N concentration effects on structure and superconductivity of NbN thin films

Abstract

In this work, we present a study on niobium nitride (NbN) thin films deposited using a reactive magnetron sputtering of Nb at different partial pressures of N2 (RN2). The effect of N concentration on the structural and superconducting properties of niobium mononitride (NbN) thin films was investigated using x-ray diffraction and resistivity measurements. During the initial nitridation process (RN2 = 0.5 to 2%) N atoms occupy interstitial sites within Nb, leading to an expansion and distortion in Nb lattice. At an intermediate RN2 range (RN2 = 8 to 16%), nearly stoichiometric NbN phase emerges and further nitridation (RN2 = 20 to 100%) results in expansion and distortion of NbN, similar to the effect observed in Nb.
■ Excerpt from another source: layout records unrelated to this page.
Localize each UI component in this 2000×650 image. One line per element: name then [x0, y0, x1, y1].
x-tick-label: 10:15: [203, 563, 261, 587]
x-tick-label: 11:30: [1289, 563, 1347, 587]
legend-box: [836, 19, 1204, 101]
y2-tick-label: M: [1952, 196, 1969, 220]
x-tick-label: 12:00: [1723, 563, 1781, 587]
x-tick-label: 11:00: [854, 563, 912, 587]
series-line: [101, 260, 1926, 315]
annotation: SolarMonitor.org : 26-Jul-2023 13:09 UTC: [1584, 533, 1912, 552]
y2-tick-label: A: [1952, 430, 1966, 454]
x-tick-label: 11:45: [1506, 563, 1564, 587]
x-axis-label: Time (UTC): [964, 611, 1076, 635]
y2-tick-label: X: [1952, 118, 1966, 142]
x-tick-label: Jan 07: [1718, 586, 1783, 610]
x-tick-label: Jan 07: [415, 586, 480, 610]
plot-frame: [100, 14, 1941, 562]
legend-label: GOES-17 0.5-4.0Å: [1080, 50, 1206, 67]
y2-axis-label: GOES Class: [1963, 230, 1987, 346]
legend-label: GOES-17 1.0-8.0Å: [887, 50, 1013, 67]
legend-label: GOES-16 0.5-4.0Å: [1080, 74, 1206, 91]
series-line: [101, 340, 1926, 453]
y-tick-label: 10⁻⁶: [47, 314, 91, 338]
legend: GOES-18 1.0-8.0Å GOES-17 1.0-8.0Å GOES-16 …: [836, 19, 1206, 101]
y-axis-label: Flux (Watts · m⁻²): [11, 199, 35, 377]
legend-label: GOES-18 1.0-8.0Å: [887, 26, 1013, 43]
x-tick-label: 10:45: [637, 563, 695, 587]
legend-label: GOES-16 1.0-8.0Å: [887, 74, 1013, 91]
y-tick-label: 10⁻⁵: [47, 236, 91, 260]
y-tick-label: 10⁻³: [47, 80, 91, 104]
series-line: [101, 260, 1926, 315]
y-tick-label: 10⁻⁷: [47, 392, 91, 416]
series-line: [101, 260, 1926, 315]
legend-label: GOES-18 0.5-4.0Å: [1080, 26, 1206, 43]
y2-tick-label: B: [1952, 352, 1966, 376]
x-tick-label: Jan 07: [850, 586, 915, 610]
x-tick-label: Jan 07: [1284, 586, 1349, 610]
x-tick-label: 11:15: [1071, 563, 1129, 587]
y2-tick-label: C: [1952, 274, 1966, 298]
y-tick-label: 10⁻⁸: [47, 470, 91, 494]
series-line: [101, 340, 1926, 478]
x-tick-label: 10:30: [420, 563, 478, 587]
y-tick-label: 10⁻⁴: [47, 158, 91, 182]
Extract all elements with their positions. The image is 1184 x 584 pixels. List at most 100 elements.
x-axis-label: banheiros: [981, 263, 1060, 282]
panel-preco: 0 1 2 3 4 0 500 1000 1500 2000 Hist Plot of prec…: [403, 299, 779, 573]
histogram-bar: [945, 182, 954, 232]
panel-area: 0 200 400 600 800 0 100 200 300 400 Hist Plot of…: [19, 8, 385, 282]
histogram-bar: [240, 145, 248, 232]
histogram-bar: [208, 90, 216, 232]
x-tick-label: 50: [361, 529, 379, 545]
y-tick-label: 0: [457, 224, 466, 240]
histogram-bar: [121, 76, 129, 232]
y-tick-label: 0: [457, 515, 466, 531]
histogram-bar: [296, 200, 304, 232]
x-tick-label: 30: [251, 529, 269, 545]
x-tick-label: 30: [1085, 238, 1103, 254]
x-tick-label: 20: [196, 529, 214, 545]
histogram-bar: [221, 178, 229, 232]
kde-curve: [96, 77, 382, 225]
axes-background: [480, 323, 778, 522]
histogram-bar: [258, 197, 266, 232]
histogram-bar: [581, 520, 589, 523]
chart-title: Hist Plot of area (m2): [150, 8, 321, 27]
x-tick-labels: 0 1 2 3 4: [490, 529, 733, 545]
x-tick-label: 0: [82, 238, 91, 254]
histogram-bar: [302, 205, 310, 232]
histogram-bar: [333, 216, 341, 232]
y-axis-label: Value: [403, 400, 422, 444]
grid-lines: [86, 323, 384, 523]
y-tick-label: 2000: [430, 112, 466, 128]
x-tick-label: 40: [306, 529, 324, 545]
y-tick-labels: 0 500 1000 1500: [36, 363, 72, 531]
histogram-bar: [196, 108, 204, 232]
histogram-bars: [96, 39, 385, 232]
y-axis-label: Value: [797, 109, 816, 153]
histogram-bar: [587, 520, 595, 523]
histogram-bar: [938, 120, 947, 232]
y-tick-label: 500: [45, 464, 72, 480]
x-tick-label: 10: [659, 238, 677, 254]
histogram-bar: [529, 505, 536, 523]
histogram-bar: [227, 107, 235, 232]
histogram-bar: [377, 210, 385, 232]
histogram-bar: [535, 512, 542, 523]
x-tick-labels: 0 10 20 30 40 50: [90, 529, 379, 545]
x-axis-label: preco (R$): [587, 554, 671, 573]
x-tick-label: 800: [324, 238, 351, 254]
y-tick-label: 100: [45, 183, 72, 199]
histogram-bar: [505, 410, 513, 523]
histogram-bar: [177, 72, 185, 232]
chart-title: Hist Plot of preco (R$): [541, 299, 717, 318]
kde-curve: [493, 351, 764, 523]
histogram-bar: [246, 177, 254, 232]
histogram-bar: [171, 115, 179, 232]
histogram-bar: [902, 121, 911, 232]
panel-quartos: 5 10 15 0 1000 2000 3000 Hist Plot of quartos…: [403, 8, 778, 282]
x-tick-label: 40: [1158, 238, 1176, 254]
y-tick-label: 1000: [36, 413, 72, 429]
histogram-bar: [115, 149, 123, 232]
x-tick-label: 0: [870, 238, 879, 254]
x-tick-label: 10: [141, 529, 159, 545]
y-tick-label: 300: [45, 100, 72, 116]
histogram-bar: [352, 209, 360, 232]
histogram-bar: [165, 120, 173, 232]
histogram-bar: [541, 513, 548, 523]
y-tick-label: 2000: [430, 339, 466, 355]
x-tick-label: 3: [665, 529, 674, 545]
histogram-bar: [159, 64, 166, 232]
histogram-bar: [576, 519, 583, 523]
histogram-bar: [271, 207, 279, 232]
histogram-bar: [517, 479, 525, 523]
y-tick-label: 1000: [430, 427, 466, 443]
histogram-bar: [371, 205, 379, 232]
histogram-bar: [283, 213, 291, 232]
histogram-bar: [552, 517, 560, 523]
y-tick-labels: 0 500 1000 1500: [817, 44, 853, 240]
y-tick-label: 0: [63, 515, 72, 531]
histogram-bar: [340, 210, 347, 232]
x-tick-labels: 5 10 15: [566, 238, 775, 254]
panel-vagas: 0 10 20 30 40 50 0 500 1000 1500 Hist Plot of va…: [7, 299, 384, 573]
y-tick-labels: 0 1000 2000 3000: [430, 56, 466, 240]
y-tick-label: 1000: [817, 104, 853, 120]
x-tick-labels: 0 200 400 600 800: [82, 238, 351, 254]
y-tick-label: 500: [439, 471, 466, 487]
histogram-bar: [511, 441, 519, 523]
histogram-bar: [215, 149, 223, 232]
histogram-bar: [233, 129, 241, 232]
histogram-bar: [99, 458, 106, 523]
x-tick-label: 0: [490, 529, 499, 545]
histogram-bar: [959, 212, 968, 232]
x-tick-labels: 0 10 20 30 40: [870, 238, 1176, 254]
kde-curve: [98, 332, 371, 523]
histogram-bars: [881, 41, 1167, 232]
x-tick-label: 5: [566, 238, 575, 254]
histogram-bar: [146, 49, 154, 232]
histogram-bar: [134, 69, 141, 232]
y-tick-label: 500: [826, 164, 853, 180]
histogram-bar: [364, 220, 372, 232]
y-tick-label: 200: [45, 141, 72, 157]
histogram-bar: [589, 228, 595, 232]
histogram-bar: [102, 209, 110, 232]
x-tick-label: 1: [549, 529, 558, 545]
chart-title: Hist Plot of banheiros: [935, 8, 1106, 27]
Low temperature and high magnetic field resistivity measurements reveal that the superconducting transition temperature (TC) and the upper critical field (HC2(0)) maximizes to 12.8 K and 30 T at RN2 = 16%. Both deficiency or excess of N from equiatomic NbN composition leads to a reduction in TC and HC2(0). The effect of an applied radio frequency (rf) bias during the growth of NbN thin films was also studied and it was found that under optimized rf biasing conditions, the adatom mobility can be enhanced leading to superior long-range crystalline ordering with reduced disorder/defects. As a result, higher value of TC = 13.2 K was obtained. In essence through this work, we demonstrate possibilities to attain a stoichiometric NbN phase without the need of high growth temperatures during the deposition process.